Lo que más nos dolía es que nuestras madres nos echaran en cara que no hacíamos nada, que nos pasábamos todo el día tirados en la calle. Nos dolía porque era verdad y porque para muchos de nosotros estar tirados en la calle era una vocación, el escenario más cercano a ese paraíso que tantas veces rozábamos a lo largo de la infancia.
No era una exageración ni una metáfora. Había momentos en los que llegábamos a estar tirados de verdad, boca arriba, con la mirada perdida en el cielo, mientras recuperábamos las fuerzas después de un juego agotador. En verano era un auténtico placer tumbarse sobre un tranco buscando el frescor del mármol sobre nuestro cuerpo sudoroso. Sentíamos el latido del corazón, como si tuviéramos un tambor en el pecho, mientras poco a poco íbamos recuperando la respiración.
El futuro no formaba parte de nuestro calendario, ni tan siquiera ese futuro inmediato que nos esperaba cuando llegáramos a nuestras casas con la ropas sucias después de haber estado tirados en el suelo y con la caras llenas de churretes.

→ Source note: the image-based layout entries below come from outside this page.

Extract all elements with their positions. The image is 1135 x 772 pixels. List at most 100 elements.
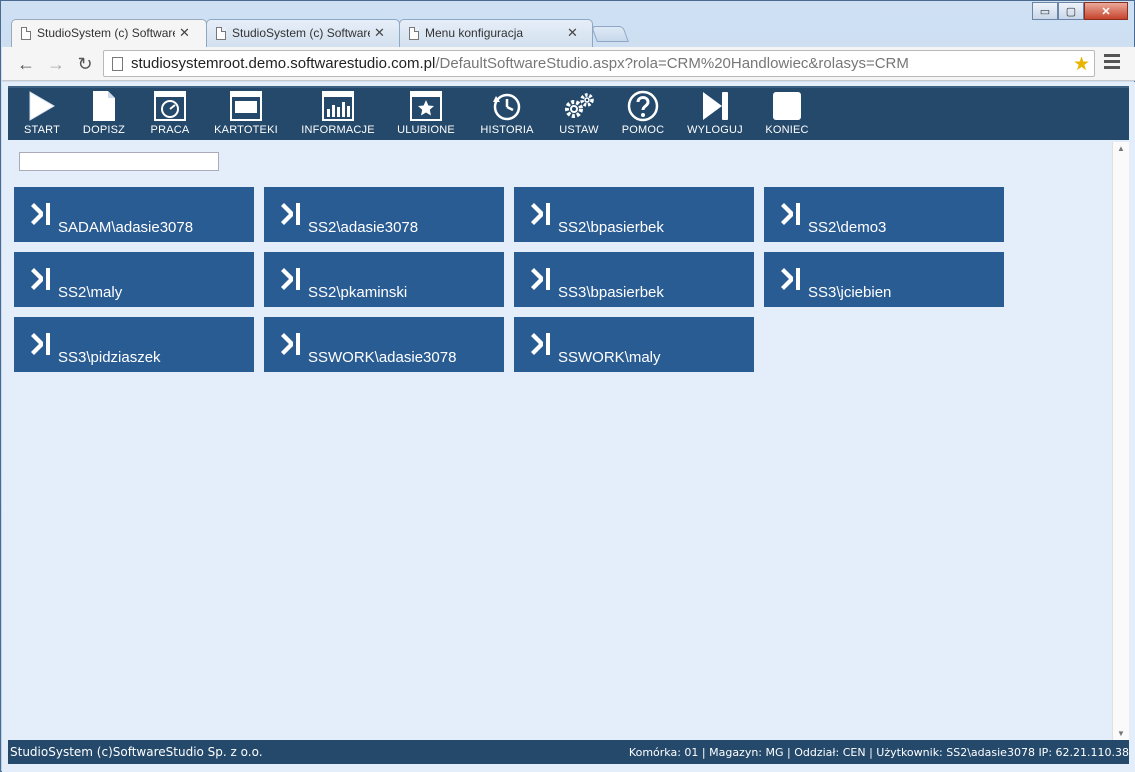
tab-studiosystem-2[interactable]: StudioSystem (c) Software ✕ [206,19,400,47]
tile-label: SS3\jciebien [808,284,892,301]
toolbar-start[interactable]: START [16,88,68,142]
minimize-button[interactable]: ▭ [1032,2,1058,20]
toolbar-label: POMOC [621,124,665,136]
toolbar-label: WYLOGUJ [687,124,743,136]
reload-button[interactable]: ↻ [74,53,96,75]
enter-arrow-icon [281,268,300,290]
enter-arrow-icon [31,333,50,355]
enter-arrow-icon [281,203,300,225]
tile-label: SS3\bpasierbek [558,284,664,301]
enter-arrow-icon [31,203,50,225]
new-tab-button[interactable] [591,26,629,42]
star-window-icon [410,91,442,121]
toolbar-informacje[interactable]: INFORMACJE [298,88,378,142]
tab-title: StudioSystem (c) Software [37,26,175,40]
toolbar-label: DOPISZ [82,124,126,136]
tile-label: SS2\maly [58,284,123,301]
tile-label: SSWORK\maly [558,349,661,366]
history-icon [493,93,521,121]
enter-arrow-icon [531,333,550,355]
tile-label: SS2\adasie3078 [308,219,419,236]
page-icon [216,26,226,40]
vertical-scrollbar[interactable]: ▲ ▼ [1112,142,1129,740]
status-bar: StudioSystem (c)SoftwareStudio Sp. z o.o… [8,740,1129,764]
enter-arrow-icon [531,268,550,290]
login-tile[interactable]: SSWORK\maly [514,317,754,372]
tile-label: SSWORK\adasie3078 [308,349,457,366]
enter-arrow-icon [781,203,800,225]
toolbar-kartoteki[interactable]: KARTOTEKI [208,88,284,142]
login-tile[interactable]: SS2\maly [14,252,254,307]
back-button[interactable]: ← [15,53,37,75]
page-icon [409,26,419,40]
toolbar-dopisz[interactable]: DOPISZ [78,88,130,142]
url-host: studiosystemroot.demo.softwarestudio.com… [131,55,436,72]
toolbar-praca[interactable]: PRACA [144,88,196,142]
window-icon [230,91,262,121]
close-icon[interactable]: ✕ [567,25,578,41]
toolbar-label: HISTORIA [480,124,534,136]
tab-studiosystem-1[interactable]: StudioSystem (c) Software ✕ [11,19,207,47]
toolbar-label: KARTOTEKI [214,124,278,136]
tile-label: SS2\bpasierbek [558,219,664,236]
bar-chart-icon [322,91,354,121]
login-tile[interactable]: SS3\bpasierbek [514,252,754,307]
filter-input[interactable] [19,152,219,171]
gears-icon [565,93,594,118]
forward-button[interactable]: → [45,53,67,75]
help-icon [627,90,659,122]
tile-label: SADAM\adasie3078 [58,219,194,236]
login-tile[interactable]: SSWORK\adasie3078 [264,317,504,372]
toolbar-label: USTAW [559,124,599,136]
scroll-up-icon[interactable]: ▲ [1117,144,1125,153]
login-tile[interactable]: SS3\jciebien [764,252,1004,307]
login-tile[interactable]: SS3\pidziaszek [14,317,254,372]
stop-icon [773,92,801,120]
app-toolbar: START DOPISZ PRACA KARTOTEKI INFORMACJE [8,86,1129,140]
toolbar-koniec[interactable]: KONIEC [760,88,814,142]
url-path: /DefaultSoftwareStudio.aspx?rola=CRM%20H… [435,55,909,72]
login-tile[interactable]: SS2\pkaminski [264,252,504,307]
toolbar-ulubione[interactable]: ULUBIONE [394,88,458,142]
enter-arrow-icon [281,333,300,355]
toolbar-pomoc[interactable]: POMOC [618,88,668,142]
toolbar-label: START [23,124,61,136]
maximize-button[interactable]: ▢ [1058,2,1084,20]
enter-arrow-icon [781,268,800,290]
toolbar-label: KONIEC [765,124,809,136]
page-icon [21,26,31,40]
login-tile[interactable]: SS2\bpasierbek [514,187,754,242]
close-window-button[interactable]: ✕ [1084,2,1128,20]
toolbar-label: PRACA [150,124,190,136]
page-icon [112,56,123,71]
browser-window: StudioSystem (c) Software ✕ StudioSystem… [0,0,1135,772]
window-controls: ▭ ▢ ✕ [1032,2,1128,20]
enter-arrow-icon [31,268,50,290]
toolbar-historia[interactable]: HISTORIA [472,88,542,142]
toolbar-wyloguj[interactable]: WYLOGUJ [682,88,748,142]
tab-menu-konfiguracja[interactable]: Menu konfiguracja ✕ [399,19,593,47]
document-icon [93,91,115,121]
bookmark-star-icon[interactable]: ★ [1073,53,1090,76]
tile-label: SS2\demo3 [808,219,887,236]
tile-label: SS2\pkaminski [308,284,408,301]
tile-label: SS3\pidziaszek [58,349,161,366]
title-bar: StudioSystem (c) Software ✕ StudioSystem… [1,1,1134,47]
tab-title: Menu konfiguracja [425,26,524,40]
toolbar-label: ULUBIONE [397,124,455,136]
close-icon[interactable]: ✕ [179,25,190,41]
logout-icon [703,92,728,120]
status-company: StudioSystem (c)SoftwareStudio Sp. z o.o… [10,745,263,759]
browser-toolbar: ← → ↻ studiosystemroot.demo.softwarestud… [2,47,1135,81]
close-icon[interactable]: ✕ [374,25,385,41]
login-tile[interactable]: SADAM\adasie3078 [14,187,254,242]
address-bar[interactable]: studiosystemroot.demo.softwarestudio.com… [103,50,1095,77]
dashboard-icon [154,91,186,121]
scroll-down-icon[interactable]: ▼ [1117,729,1125,738]
login-tile[interactable]: SS2\demo3 [764,187,1004,242]
enter-arrow-icon [531,203,550,225]
toolbar-ustaw[interactable]: USTAW [554,88,604,142]
tab-title: StudioSystem (c) Software [232,26,370,40]
login-tile[interactable]: SS2\adasie3078 [264,187,504,242]
browser-menu-button[interactable] [1104,54,1120,72]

La calle nos envolvía en una realidad que no tenía nada que ver con la que después nos encontrábamos en nuestras casas. En la calle lo olvidábamos todo y en las casas nuestras madres se encargaban de recordarnos esa lista de obligaciones incumplidas que siempre estaban pendientes. Llegábamos rotos y sucios y ellas nos recibían con aquella frase que nos recordaba que “parecíamos zeomos”, lo que los niños traducíamos como que veníamos hechos una mierda. “Mira cómo te fuiste y mira como vienes”, nos decían, a la vez que nos invitaban a mirarnos en el maldito espejo que en aquellos momentos se convertía en nuestro más temido delator.
Delante del espejo no teníamos salvación. A veces veníamos con la cara tan sucia y con el cabello tan revolucionado que teníamos que mirarnos dos veces para reconocer aquel rostro que nos parecía forastero. No teníamos remedio, éramos una fábrica de churretes, unos robinsones de buena familia que no sabíamos apreciar el esfuerzo de nuestros padres para que siempre “fuéramos curiosos”.
Las manchas habitaban dentro de nosotros, como si formaran parte de nuestra indumentaria sentimental. Nos manchábamos jugando y nos manchábamos con la merienda, sobre todo si tocaba pan y chocolate o un bocadillo de sobrasada.
La mancha de chocolate nos dibujaba un bigote prematuro sobre el labio inferior que a veces nos delataba si la causa había sido una de aquellas chocolatinas de dos pesetas que habíamos comprado sin permiso metiendo la mano a escondidas en el bolso materno. Por mucho que insistiera nuestro cura de cabecera en que no cogiéramos lo que no era nuestro, había momentos en que no podíamos evitar la tentación de profanar el bolso aunque solo fuera para obtener el exiguo botín de una peseta. Eran solo diez céntimos, dos monedas de dos reales, suficientes para un chicle o un par de caramelos. Dios no nos iba a condenar por un pecado tan barato.
Nos manchábamos a discreción, sin tener en cuenta la bronca que nos esperaba después y ese fatal desenlace que para muchos de nosotros suponía tener que pasar por el barreño del patio.
La verdad es que lavarnos no nos lavábamos mucho. Lo principal era llevar las manos limpias y las uñas curiosas para que no nos llamara la atención el maestro. En mi casa, como la ducha llegó mucho más tarde, cuando rozábamos ya la adolescencia, el baño pasaba por el barreño y los cazos de agua que se calentaban en la lumbre. Recuerdo que en más de una ocasión mi madre tuvo que echar mano de la pastilla de jabón Lagarto y del detergente Gior para doblegar las manchas que se habían hecho costras en las rodillas.
Los fines de semana tocaba una revisión más profunda y a nuestro pesar nos lavaban también los pies y nos lavaban la cabeza con una meticulosidad de cirujano. Tal vez ese regusto amargo que me dejaban los domingos estaban relacionados con el aseo general, con ese mal rato de pasar por el barreño y de que el maldito champú te cegara los ojos. Una vez limpios del todo y con la ropa también inmaculada, ya estábamos condenados a no sentarnos en cualquier sitio, a no tocar una pelota, a no coger cosas del suelo, a convertirnos en maniquís que atravesábamos los domingos envueltos en una piel en la que nos sentíamos extraños.
El lunes nos devolvía a la realidad, sobre todo cuando volvíamos del colegio, nos quitábamos la ropa limpia y nos colocábamos la de faena para poder volver a la calle, para regresar a lo que realmente éramos, unos ‘eccehomos’ que no teníamos más ilusión que vivir tirados en la calle.